Achille fue interrumpido por un brusco acceso de tos del moribundo, que duró casi medio minuto. Después pudo continuar:

– La tos ha sido otra de las constantes en los últimos años. Para contrarrestarla le aconsejaron opio, aunque aún peor ha sido el abuso continuo de laxantes de todo tipo, a los que se hizo adicto. Decía que le servían para expulsar los venenos ocultos que tenía en el cuerpo.

– ¿Dónde está el médico? -preguntó extrañado Caffarelli, al ver a aquel pobre diablo abandonado por completo a su suerte.

– Supongo que pasándoselo en grande, en algún burdel de la ciudad -respondió el hijo consternado-. Vino a visitar a mi padre esta mañana y al no poderle sangrar porque ya no le queda ni una gota en las venas, afirmó que él ya no podía hacer nada y que llamara al obispo para ungirle con los santos óleos.

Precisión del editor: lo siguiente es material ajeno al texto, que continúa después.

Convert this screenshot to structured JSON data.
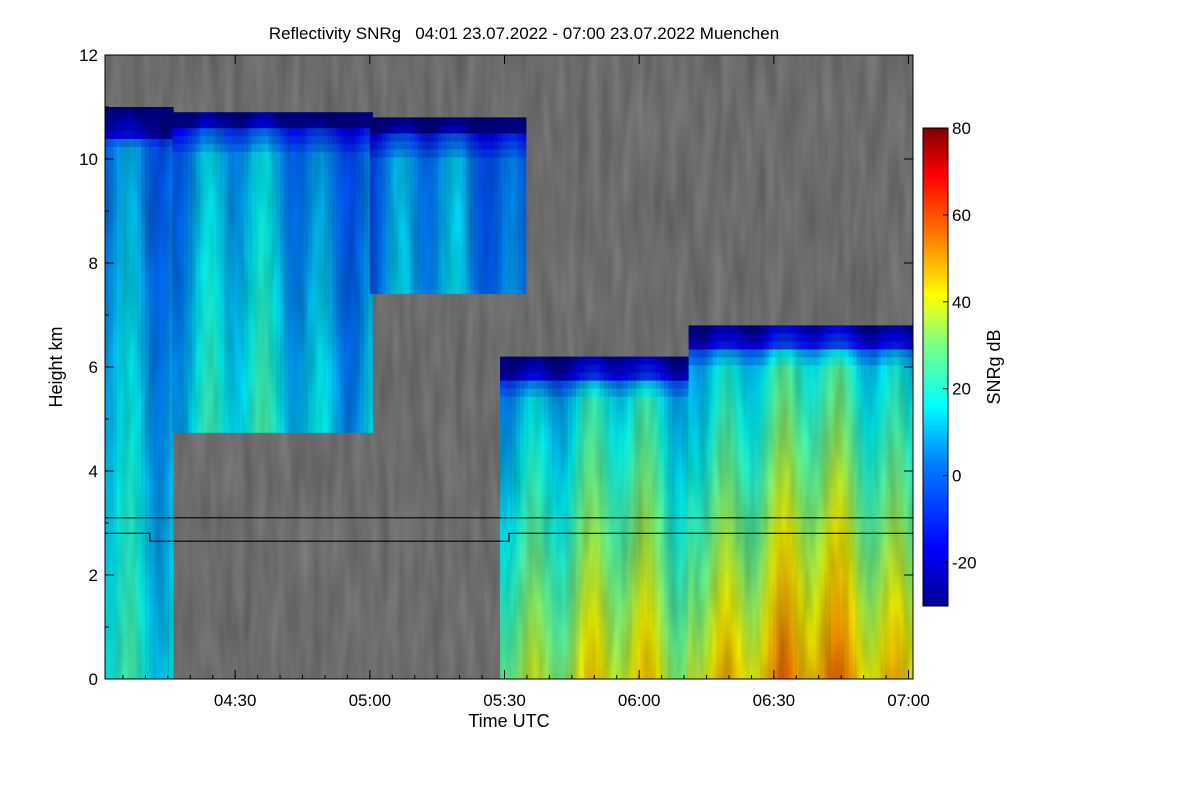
{
  "chart_data": {
    "type": "heatmap",
    "title": "Reflectivity SNRg   04:01 23.07.2022 - 07:00 23.07.2022 Muenchen",
    "xlabel": "Time UTC",
    "ylabel": "Height km",
    "x_range_minutes_utc": [
      241,
      421
    ],
    "x_ticks": [
      {
        "minute": 270,
        "label": "04:30"
      },
      {
        "minute": 300,
        "label": "05:00"
      },
      {
        "minute": 330,
        "label": "05:30"
      },
      {
        "minute": 360,
        "label": "06:00"
      },
      {
        "minute": 390,
        "label": "06:30"
      },
      {
        "minute": 420,
        "label": "07:00"
      }
    ],
    "ylim": [
      0,
      12
    ],
    "y_ticks": [
      0,
      2,
      4,
      6,
      8,
      10,
      12
    ],
    "colorbar": {
      "label": "SNRg dB",
      "range": [
        -30,
        80
      ],
      "ticks": [
        -20,
        0,
        20,
        40,
        60,
        80
      ],
      "position": "right"
    },
    "colors": {
      "no_data": "#808080",
      "colormap": [
        "#00008f",
        "#0000ff",
        "#0080ff",
        "#00ffff",
        "#80ff80",
        "#ffff00",
        "#ff8000",
        "#ff0000",
        "#800000"
      ]
    },
    "overlay_lines": [
      {
        "points": [
          [
            241,
            3.1
          ],
          [
            421,
            3.1
          ]
        ]
      },
      {
        "points": [
          [
            241,
            2.8
          ],
          [
            251,
            2.8
          ],
          [
            251,
            2.65
          ],
          [
            331,
            2.65
          ],
          [
            331,
            2.8
          ],
          [
            421,
            2.8
          ]
        ]
      }
    ],
    "signal_regions": [
      {
        "t_start": 241,
        "t_end": 256,
        "h_base": 0,
        "h_top": 11,
        "intensity": 18
      },
      {
        "t_start": 256,
        "t_end": 300,
        "h_base": 4.8,
        "h_top": 10.9,
        "intensity": 12
      },
      {
        "t_start": 300,
        "t_end": 334,
        "h_base": 7.5,
        "h_top": 10.8,
        "intensity": 4
      },
      {
        "t_start": 329,
        "t_end": 371,
        "h_base": 0,
        "h_top": 6.2,
        "intensity": 30
      },
      {
        "t_start": 371,
        "t_end": 421,
        "h_base": 0,
        "h_top": 6.8,
        "intensity": 38
      }
    ]
  }
}
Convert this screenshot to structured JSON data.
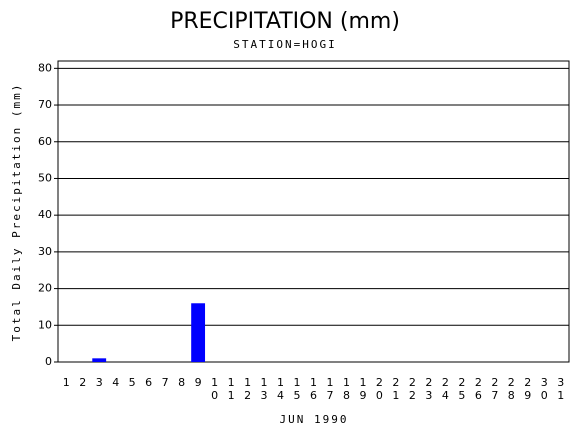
{
  "chart_data": {
    "type": "bar",
    "title": "PRECIPITATION (mm)",
    "subtitle": "STATION=HOGI",
    "y_label": "Total Daily Precipitation (mm)",
    "x_label": "JUN 1990",
    "categories": [
      "1",
      "2",
      "3",
      "4",
      "5",
      "6",
      "7",
      "8",
      "9",
      "10",
      "11",
      "12",
      "13",
      "14",
      "15",
      "16",
      "17",
      "18",
      "19",
      "20",
      "21",
      "22",
      "23",
      "24",
      "25",
      "26",
      "27",
      "28",
      "29",
      "30",
      "31"
    ],
    "values": [
      0,
      0,
      1,
      0,
      0,
      0,
      0,
      0,
      16,
      0,
      0,
      0,
      0,
      0,
      0,
      0,
      0,
      0,
      0,
      0,
      0,
      0,
      0,
      0,
      0,
      0,
      0,
      0,
      0,
      0,
      0
    ],
    "color": "#0000ff",
    "ylim": [
      0,
      82
    ],
    "yticks": [
      0,
      10,
      20,
      30,
      40,
      50,
      60,
      70,
      80
    ],
    "grid": true
  }
}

Mientras hablaban, el monaguillo había acercado a la cama de Paganini una pequeña mesa que le facilitó el ama de llaves y que cubrió con un lienzo blanco inmaculado. Sobre la mesita colocó un crucifijo, flanqueado por dos velas de cera, un platillo con agua bendita y un ramito de palma que iba a hacer las veces de hisopo. Tras encender las velas, Paolo pidió al ama de llaves que dejara también sobre la mesa un vaso con agua corriente, una cuchara y una servilleta limpia.

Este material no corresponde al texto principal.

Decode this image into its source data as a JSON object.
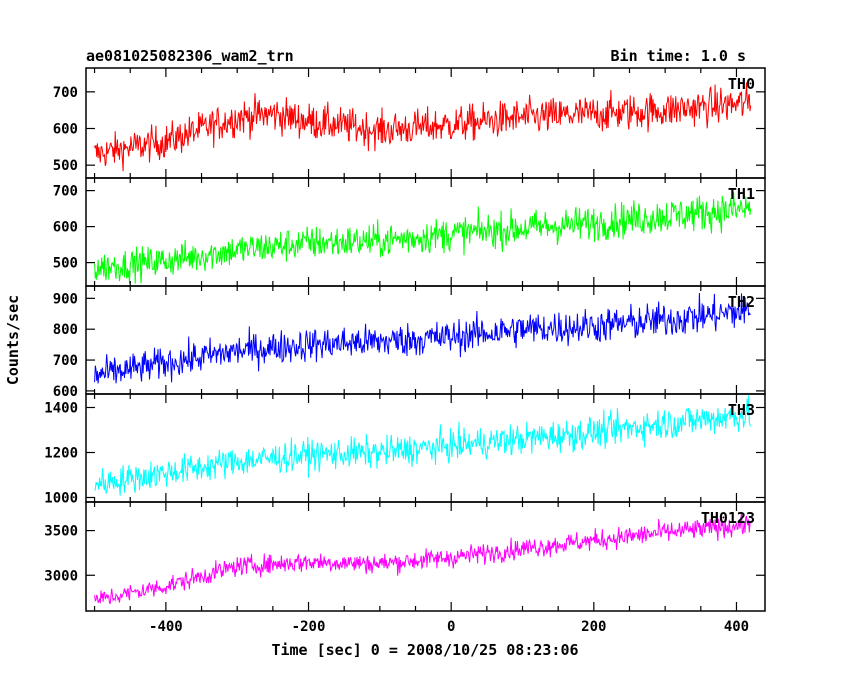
{
  "chart_data": {
    "type": "line",
    "title": "ae081025082306_wam2_trn",
    "subtitle": "Bin time: 1.0 s",
    "xlabel": "Time [sec] 0 = 2008/10/25 08:23:06",
    "ylabel": "Counts/sec",
    "xlim": [
      -512,
      440
    ],
    "xticks": [
      -400,
      -200,
      0,
      200,
      400
    ],
    "grid": false,
    "panels": [
      {
        "name": "TH0",
        "color": "#ff0000",
        "ylim": [
          465,
          765
        ],
        "yticks": [
          500,
          600,
          700
        ],
        "x": [
          -500,
          -400,
          -300,
          -250,
          -200,
          -100,
          0,
          100,
          200,
          300,
          420
        ],
        "y": [
          530,
          565,
          630,
          640,
          620,
          595,
          610,
          630,
          640,
          650,
          670
        ]
      },
      {
        "name": "TH1",
        "color": "#00ff00",
        "ylim": [
          435,
          735
        ],
        "yticks": [
          500,
          600,
          700
        ],
        "x": [
          -500,
          -400,
          -300,
          -200,
          -100,
          0,
          100,
          200,
          300,
          420
        ],
        "y": [
          485,
          505,
          535,
          555,
          560,
          580,
          595,
          610,
          630,
          650
        ]
      },
      {
        "name": "TH2",
        "color": "#0000ff",
        "ylim": [
          590,
          940
        ],
        "yticks": [
          600,
          700,
          800,
          900
        ],
        "x": [
          -500,
          -400,
          -300,
          -200,
          -100,
          0,
          100,
          200,
          300,
          420
        ],
        "y": [
          650,
          690,
          730,
          750,
          760,
          775,
          800,
          810,
          830,
          860
        ]
      },
      {
        "name": "TH3",
        "color": "#00ffff",
        "ylim": [
          980,
          1460
        ],
        "yticks": [
          1000,
          1200,
          1400
        ],
        "x": [
          -500,
          -400,
          -300,
          -200,
          -100,
          0,
          100,
          200,
          300,
          420
        ],
        "y": [
          1060,
          1110,
          1160,
          1190,
          1200,
          1230,
          1260,
          1290,
          1330,
          1370
        ]
      },
      {
        "name": "TH0123",
        "color": "#ff00ff",
        "ylim": [
          2600,
          3820
        ],
        "yticks": [
          3000,
          3500
        ],
        "x": [
          -500,
          -400,
          -300,
          -200,
          -100,
          0,
          100,
          200,
          300,
          420
        ],
        "y": [
          2720,
          2880,
          3100,
          3150,
          3130,
          3200,
          3300,
          3390,
          3480,
          3570
        ]
      }
    ]
  }
}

Caffarelli se arrodilló entonces frente a la mesita y, tras colocar sobre ella la bolsa que contenía la Sagrada Forma, se incorporó y comenzó a rociar la habitación con agua bendita. Tras la aspersión, el canónigo pronunció una breve oración, durante la cual tanto Achille como el ama de llaves fueron invitados a arrodillarse:

Domine Deus, qui per apostolum tuum Iacobum…

El monaguillo colocó entonces sobre la mesa, además de la botellita con el santo óleo de la unción, un platillo con seis bolas de algodón absorbente con las que enjugar el aceite sagrado, y otro con una rebanada de pan cortada en cuadradillos y una rajita de limón, para que el sacerdote pudiera limpiarse los dedos tras haber administrado el sacramento.

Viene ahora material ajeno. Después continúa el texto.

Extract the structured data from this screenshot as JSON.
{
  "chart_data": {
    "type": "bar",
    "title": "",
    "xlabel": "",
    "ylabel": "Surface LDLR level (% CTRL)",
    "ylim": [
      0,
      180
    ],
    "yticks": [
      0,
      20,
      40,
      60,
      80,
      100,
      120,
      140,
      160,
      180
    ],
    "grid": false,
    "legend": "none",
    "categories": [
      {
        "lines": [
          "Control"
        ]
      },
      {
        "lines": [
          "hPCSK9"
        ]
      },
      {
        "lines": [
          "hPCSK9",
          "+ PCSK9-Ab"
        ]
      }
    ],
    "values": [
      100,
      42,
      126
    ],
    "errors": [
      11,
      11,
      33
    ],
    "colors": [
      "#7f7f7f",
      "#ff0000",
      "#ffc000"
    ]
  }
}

Concluido este ceremonial, el eclesiástico hizo saber al hijo de Paganini que todo el mundo debía abandonar ya la estancia, pues había llegado el momento de oír en confesión al moribundo. Achille se acercó a su padre y, tras susurrarle algunas palabras al oído, le puso en las manos una pequeña pizarra y una tiza para que pudiera comunicarse con el sacerdote.

La puerta de la habitación se cerró a espaldas de Caffarelli con un chirrido siniestro, y el eclesiástico se quedó a solas por fin con el moribundo.